The Droid Maxx runs a mostly stock version of Google's Android mobile operating system, initially shipping with the version Android 4.2.2 Jelly Bean. Jellybean 4.2 included various accessibility improvements, new lock-screen features with quick access to the camera, support for wireless display (Miracast), and a new built-in clock application with world clock, stopwatch, and timer. Motorola and Verizon released an update to Android 4.4 KitKat on 19 December 2013, and an additional update to Android 4.4.4 on 15 July 2014. KitKat brought restyled navigation bars, "immersive" full-screen mode, stronger security, power management and some other minor improvements. Motorola also enhanced its proprietary camera software for better color, exposure, and dynamic range accuracy, and included the updated Google Hangouts application, which included SMS/MMS messaging functionality. Finally, support for the Square credit card reader was added. The KitKat 4.4.4 update brought further improvements to camera functionality, improved Bluetooth connectivity, and added Isis Mobile Wallet (now called Softcard).
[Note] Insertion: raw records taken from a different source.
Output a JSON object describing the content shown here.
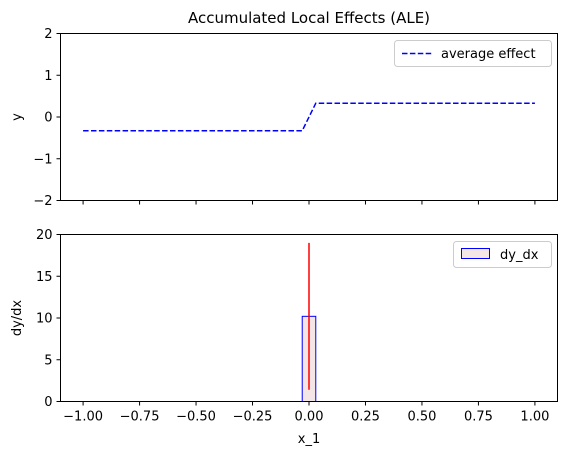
{
  "chart_data": [
    {
      "type": "line",
      "title": "Accumulated Local Effects (ALE)",
      "xlabel": "",
      "ylabel": "y",
      "xlim": [
        -1.1,
        1.1
      ],
      "ylim": [
        -2,
        2
      ],
      "xticks": [
        -1.0,
        -0.75,
        -0.5,
        -0.25,
        0.0,
        0.25,
        0.5,
        0.75,
        1.0
      ],
      "xticks_labeled": false,
      "yticks": [
        -2,
        -1,
        0,
        1,
        2
      ],
      "ytick_labels": [
        "−2",
        "−1",
        "0",
        "1",
        "2"
      ],
      "grid": false,
      "legend_position": "top-right",
      "series": [
        {
          "name": "average effect",
          "style": "dashed",
          "color": "#0000ff",
          "x": [
            -1.0,
            -0.9,
            -0.8,
            -0.7,
            -0.6,
            -0.5,
            -0.4,
            -0.3,
            -0.2,
            -0.1,
            -0.03,
            0.03,
            0.1,
            0.2,
            0.3,
            0.4,
            0.5,
            0.6,
            0.7,
            0.8,
            0.9,
            1.0
          ],
          "y": [
            -0.33,
            -0.33,
            -0.33,
            -0.33,
            -0.33,
            -0.33,
            -0.33,
            -0.33,
            -0.33,
            -0.33,
            -0.33,
            0.33,
            0.33,
            0.33,
            0.33,
            0.33,
            0.33,
            0.33,
            0.33,
            0.33,
            0.33,
            0.33
          ]
        }
      ]
    },
    {
      "type": "bar",
      "title": "",
      "xlabel": "x_1",
      "ylabel": "dy/dx",
      "xlim": [
        -1.1,
        1.1
      ],
      "ylim": [
        0,
        20
      ],
      "xticks": [
        -1.0,
        -0.75,
        -0.5,
        -0.25,
        0.0,
        0.25,
        0.5,
        0.75,
        1.0
      ],
      "xtick_labels": [
        "−1.00",
        "−0.75",
        "−0.50",
        "−0.25",
        "0.00",
        "0.25",
        "0.50",
        "0.75",
        "1.00"
      ],
      "yticks": [
        0,
        5,
        10,
        15,
        20
      ],
      "ytick_labels": [
        "0",
        "5",
        "10",
        "15",
        "20"
      ],
      "grid": false,
      "legend_position": "top-right",
      "bars": [
        {
          "x_left": -0.03,
          "x_right": 0.03,
          "value": 10.2
        }
      ],
      "bar_series_name": "dy_dx",
      "bar_fill": "#f4e6e6",
      "bar_edge": "#0000ff",
      "error_bars": [
        {
          "x": 0.0,
          "low": 1.4,
          "high": 19.0,
          "color": "#ff0000"
        }
      ]
    }
  ]
}
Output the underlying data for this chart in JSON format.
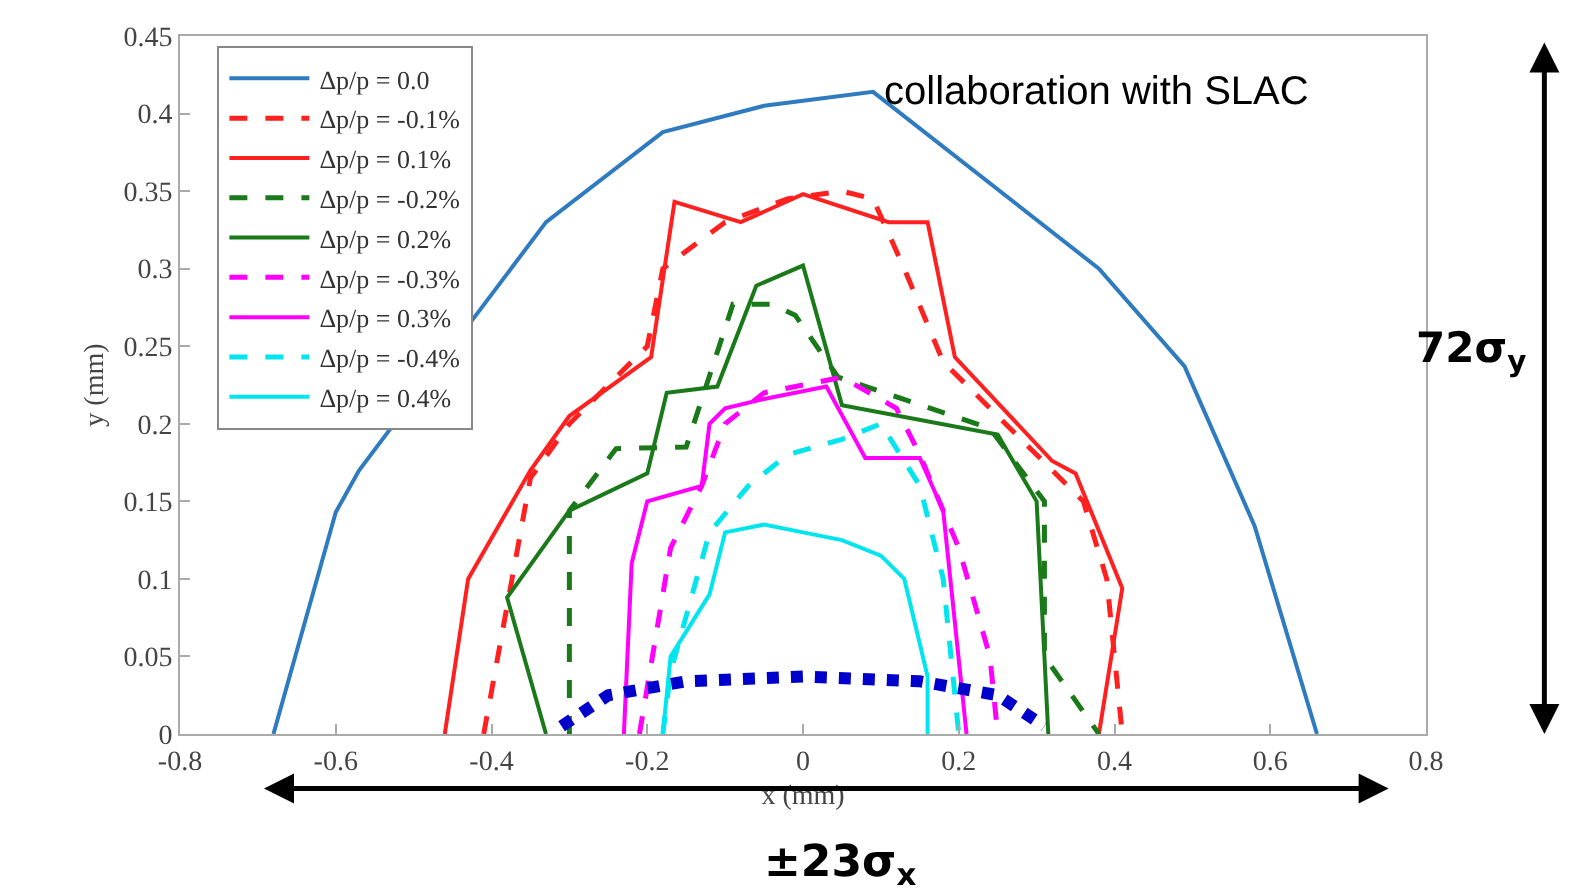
{
  "chart_data": {
    "type": "line",
    "xlabel": "x (mm)",
    "ylabel": "y (mm)",
    "xlim": [
      -0.8,
      0.8
    ],
    "xticks": [
      -0.8,
      -0.6,
      -0.4,
      -0.2,
      0,
      0.2,
      0.4,
      0.6,
      0.8
    ],
    "ylim": [
      0,
      0.45
    ],
    "yticks": [
      0,
      0.05,
      0.1,
      0.15,
      0.2,
      0.25,
      0.3,
      0.35,
      0.4,
      0.45
    ],
    "legend": "top left",
    "marker": "none",
    "annotations": [
      "collaboration with SLAC",
      "72σ$_{y}$",
      "±23σ$_{x}$"
    ],
    "series": [
      {
        "name": "Δp/p = 0.0",
        "color": "#2e7bbf",
        "line_style": "solid",
        "x": [
          -0.68,
          -0.6,
          -0.57,
          -0.33,
          -0.18,
          -0.05,
          0.09,
          0.38,
          0.49,
          0.58,
          0.66
        ],
        "values": [
          0,
          0.143,
          0.17,
          0.33,
          0.388,
          0.405,
          0.414,
          0.3,
          0.237,
          0.134,
          0
        ]
      },
      {
        "name": "Δp/p = -0.1%",
        "color": "#ff2020",
        "line_style": "dashed",
        "x": [
          -0.41,
          -0.35,
          -0.3,
          -0.2,
          -0.18,
          -0.1,
          -0.02,
          0.05,
          0.09,
          0.13,
          0.18,
          0.3,
          0.36,
          0.39,
          0.41
        ],
        "values": [
          0,
          0.165,
          0.2,
          0.25,
          0.3,
          0.33,
          0.345,
          0.35,
          0.345,
          0.3,
          0.24,
          0.18,
          0.15,
          0.1,
          0
        ]
      },
      {
        "name": "Δp/p = 0.1%",
        "color": "#ff2020",
        "line_style": "solid",
        "x": [
          -0.46,
          -0.43,
          -0.35,
          -0.3,
          -0.195,
          -0.165,
          -0.08,
          0.0,
          0.11,
          0.16,
          0.195,
          0.32,
          0.35,
          0.41,
          0.38
        ],
        "values": [
          0,
          0.1,
          0.17,
          0.205,
          0.243,
          0.343,
          0.33,
          0.348,
          0.33,
          0.33,
          0.243,
          0.176,
          0.168,
          0.094,
          0
        ]
      },
      {
        "name": "Δp/p = -0.2%",
        "color": "#1a7a1a",
        "line_style": "dashed",
        "x": [
          -0.3,
          -0.3,
          -0.24,
          -0.15,
          -0.09,
          -0.04,
          -0.01,
          0.045,
          0.24,
          0.31,
          0.31,
          0.38
        ],
        "values": [
          0,
          0.144,
          0.184,
          0.185,
          0.277,
          0.277,
          0.27,
          0.23,
          0.197,
          0.15,
          0.05,
          0
        ]
      },
      {
        "name": "Δp/p = 0.2%",
        "color": "#1a7a1a",
        "line_style": "solid",
        "x": [
          -0.33,
          -0.38,
          -0.3,
          -0.2,
          -0.175,
          -0.11,
          -0.06,
          0.0,
          0.05,
          0.25,
          0.3,
          0.315
        ],
        "values": [
          0,
          0.088,
          0.144,
          0.168,
          0.22,
          0.224,
          0.289,
          0.302,
          0.212,
          0.193,
          0.15,
          0
        ]
      },
      {
        "name": "Δp/p = -0.3%",
        "color": "#ff00ff",
        "line_style": "dashed",
        "x": [
          -0.21,
          -0.17,
          -0.13,
          -0.1,
          -0.05,
          0.0,
          0.05,
          0.12,
          0.15,
          0.2,
          0.24,
          0.25
        ],
        "values": [
          0,
          0.12,
          0.16,
          0.2,
          0.22,
          0.225,
          0.23,
          0.21,
          0.18,
          0.12,
          0.05,
          0
        ]
      },
      {
        "name": "Δp/p = 0.3%",
        "color": "#ff00ff",
        "line_style": "solid",
        "x": [
          -0.23,
          -0.22,
          -0.2,
          -0.13,
          -0.12,
          -0.1,
          -0.05,
          0.03,
          0.08,
          0.15,
          0.18,
          0.21
        ],
        "values": [
          0,
          0.11,
          0.15,
          0.16,
          0.2,
          0.21,
          0.216,
          0.224,
          0.178,
          0.178,
          0.144,
          0
        ]
      },
      {
        "name": "Δp/p = -0.4%",
        "color": "#00e5ee",
        "line_style": "dashed",
        "x": [
          -0.18,
          -0.17,
          -0.12,
          -0.07,
          -0.02,
          0.05,
          0.1,
          0.15,
          0.18,
          0.2
        ],
        "values": [
          0,
          0.04,
          0.13,
          0.16,
          0.18,
          0.19,
          0.2,
          0.16,
          0.1,
          0
        ]
      },
      {
        "name": "Δp/p = 0.4%",
        "color": "#00e5ee",
        "line_style": "solid",
        "x": [
          -0.18,
          -0.17,
          -0.12,
          -0.1,
          -0.05,
          0.0,
          0.05,
          0.1,
          0.13,
          0.16,
          0.16
        ],
        "values": [
          0,
          0.05,
          0.09,
          0.13,
          0.135,
          0.13,
          0.125,
          0.115,
          0.1,
          0.037,
          0
        ]
      },
      {
        "color": "#0000cc",
        "line_style": "dotted",
        "x": [
          -0.31,
          -0.25,
          -0.15,
          0.0,
          0.15,
          0.25,
          0.31
        ],
        "values": [
          0.005,
          0.025,
          0.034,
          0.037,
          0.034,
          0.025,
          0.005
        ]
      }
    ]
  }
}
The smartphone can share its internet connection over WiFi (hotspot). It can access the Google Play Store, an online distribution platform for the Android OS managed by Google. Users may purchase and download applications developed with the Android SDK, as well as music, movies, television shows, books, and magazine subscriptions. The Droid Maxx, like its Moto X sibling, showcases the Google Now function via Touchless Control, by speaking the hot phrase "Ok Google Now" (even while the phone is asleep), the device will launch a voice assistant that taps into Google Now to control the phone and run natural language queries with the Google search engine, without requiring physical input from the user. This function uses the natural language processor in the X8 system. Active Notifications displays relevant notifications to the user while the phone is face-up. The minimalist notifications show on the lock screen as white icons against a black background; power is conserved by not turning on pixels that would display the black background. Furthermore, using the Contextual Awareness processor in the X8 system and a proximity sensor, the Droid Maxx "knows" when it is face-down or in a pocket and will not display Active Notifications.

===Design===
The Droid Maxx user interface consists of three soft keys: back, home, and multitask, lock/power button, and volume rocker keys. The construction is a unibody design (no removable panels) and consists of a thin black bezel devoid of any branding surrounding the screen and a DuPont Kevlar sealed back plate in either matte, clear, or glossy red tint finish. The shape maintains the tapered corner look of the Droid [RAZR] design language. Size has been increased to accommodate a 5 in (130 mm) Super AMOLED touchscreen with a resolution of 720x1280 pixels at 294 ppi, made of Corning Gorilla Glass 3. The device is 8.5 mm (0.33 in) thick and weighs 167 grams (5.9 oz).

===Hardware===
Droid Maxx is powered by the proprietary Motorola X8 system-on-chip. It includes a total of 8 cores with various functions: a 2-core Qualcomm Snapdragon S4 Pro applications processor clocked at 1.7 GHz, a 4-core Adreno 320 graphics processor, and 2 low-power cores for natural language processing and contextual awareness. The X8 system is designed to conserve power by utilizing low-power cores for the language and contextual processing. The device's battery is 3500 mAh, which provides a claimed 48 hours of "typical" usage. The phone comes with either 16 or 32 gigabytes of onboard storage as well as NFC capability and Qi wireless charging.